Il portait la robe du juriste, non la bure du moine, et pourtant sa sainteté ne le cédait en rien à celle des cloîtres. Thomas More, exécuté le 6 juillet 1535 sur ordre du roi Henri VIII, est l’un des plus lumineux témoins de la fidélité catholique dans les heures sombres de la réforme anglaise. Canonisé en 1935, proclamé patron des responsables politiques par saint Jean-Paul II en 2000, il demeure une figure prophétique pour notre temps, où conscience et pouvoir entrent trop souvent en collision.

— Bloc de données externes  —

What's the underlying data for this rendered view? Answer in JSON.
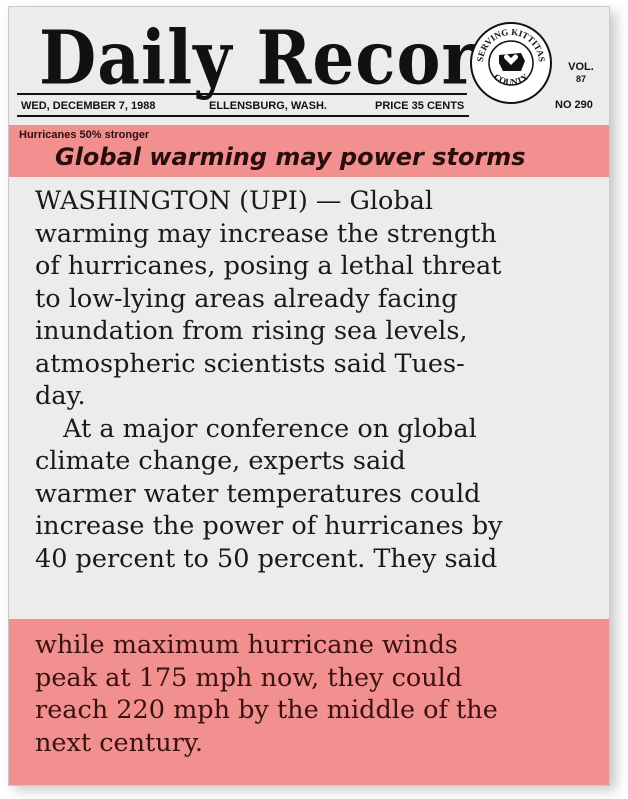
{
  "masthead": {
    "nameplate": "Daily Record",
    "date": "WED, DECEMBER 7, 1988",
    "city": "ELLENSBURG, WASH.",
    "price": "PRICE 35 CENTS",
    "seal_top": "SERVING KITTITAS",
    "seal_bottom": "COUNTY",
    "vol_label": "VOL.",
    "vol_number": "87",
    "issue": "NO 290"
  },
  "article": {
    "kicker": "Hurricanes 50% stronger",
    "headline": "Global warming may power storms",
    "para1": [
      "WASHINGTON (UPI) — Global",
      "warming may increase the strength",
      "of hurricanes, posing a lethal threat",
      "to low-lying areas already facing",
      "inundation from rising sea levels,",
      "atmospheric scientists said Tues-",
      "day."
    ],
    "para2": [
      "At a major conference on global",
      "climate change, experts said",
      "warmer water temperatures could",
      "increase the power of hurricanes by",
      "40 percent to 50 percent. They said"
    ],
    "highlight": [
      "while maximum hurricane winds",
      "peak at 175 mph now, they could",
      "reach 220 mph by the middle of the",
      "next century."
    ]
  },
  "colors": {
    "highlight": "#f28f8f",
    "paper": "#ececec",
    "ink": "#1a1a1a"
  }
}
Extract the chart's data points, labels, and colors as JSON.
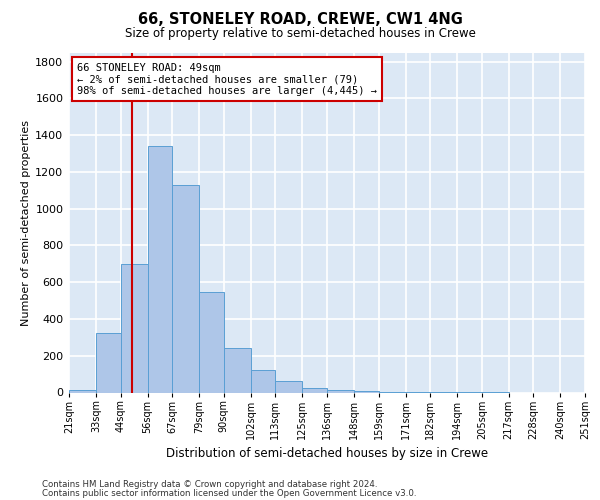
{
  "title": "66, STONELEY ROAD, CREWE, CW1 4NG",
  "subtitle": "Size of property relative to semi-detached houses in Crewe",
  "xlabel": "Distribution of semi-detached houses by size in Crewe",
  "ylabel": "Number of semi-detached properties",
  "annotation_title": "66 STONELEY ROAD: 49sqm",
  "annotation_line1": "← 2% of semi-detached houses are smaller (79)",
  "annotation_line2": "98% of semi-detached houses are larger (4,445) →",
  "property_size": 49,
  "bin_edges": [
    21,
    33,
    44,
    56,
    67,
    79,
    90,
    102,
    113,
    125,
    136,
    148,
    159,
    171,
    182,
    194,
    205,
    217,
    228,
    240,
    251
  ],
  "bar_heights": [
    15,
    325,
    700,
    1340,
    1130,
    545,
    240,
    120,
    60,
    25,
    15,
    8,
    5,
    3,
    2,
    1,
    1,
    0,
    0,
    0
  ],
  "bar_color": "#aec6e8",
  "bar_edge_color": "#5a9fd4",
  "vline_color": "#cc0000",
  "vline_x": 49,
  "annotation_box_color": "#cc0000",
  "background_color": "#dce8f5",
  "grid_color": "#ffffff",
  "ylim": [
    0,
    1850
  ],
  "yticks": [
    0,
    200,
    400,
    600,
    800,
    1000,
    1200,
    1400,
    1600,
    1800
  ],
  "footer_line1": "Contains HM Land Registry data © Crown copyright and database right 2024.",
  "footer_line2": "Contains public sector information licensed under the Open Government Licence v3.0."
}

Fils d’un magistrat londonien, Thomas grandit dans la foi et les lettres. Jeune homme, il fréquente les chartreux, mais comprend que sa vocation est ailleurs : non dans la solitude du cloître, mais dans les combats du siècle. Brillant avocat, esprit affûté, il s’impose très tôt comme un humaniste d’envergure européenne. Son amitié avec Érasme et la publication de L’Utopie en 1516 — traité à la fois satirique et profond sur la meilleure forme de gouvernement — le placent au cœur de la Renaissance chrétienne.Mais la légèreté de son style n’enlève rien à la gravité de son engagement. Cet homme de joie, père d’une famille nombreuse, enracinée dans la prière et la gaieté, devient Lord Chancelier du Royaume, bras droit d’Henri VIII. Et c’est là que son chemin de croix commence. Quand le roi exige de rompre avec Rome pour légitimer son remariage, Thomas More refuse. Il abandonne son poste, mais pas sa conscience. Ni les menaces, ni l’isolement, ni les flatteries ne le feront fléchir : « Je suis le bon serviteur du roi, mais d’abord de Dieu », dira-t-il à la veille de sa mort.

Son humour, célèbre jusque dans les couloirs de la Tour de Londres, ne fut jamais une esquive, mais un éclat de vérité : « On me reproche de mêler boutades, facéties et joyeux propos aux sujets les plus graves. Avec Horace, j’estime qu’on peut dire la vérité en riant », écrivait-il. Il mourra avec cette liberté intacte, uni dans le martyre à saint Jean Fisher, évêque de Rochester, lui aussi décapité pour son attachement indéfectible au pape et à l’unité de l’Église.

Thomas More nous laisse l’image rare d’un saint pleinement engagé dans la cité, joyeux, cultivé, exigeant, politique au sens noble du terme. Sa vie rappelle que le laïc chrétien peut — et doit — chercher la sainteté au cœur du monde, sans sacrifier ni la foi, ni la raison, ni l’humour.

« Bienheureux les persécutés pour la justice, car le Royaume des Cieux est à eux » (Mt 5, 10). En Thomas More, cette béatitude s’est incarnée jusqu’au dernier sourire.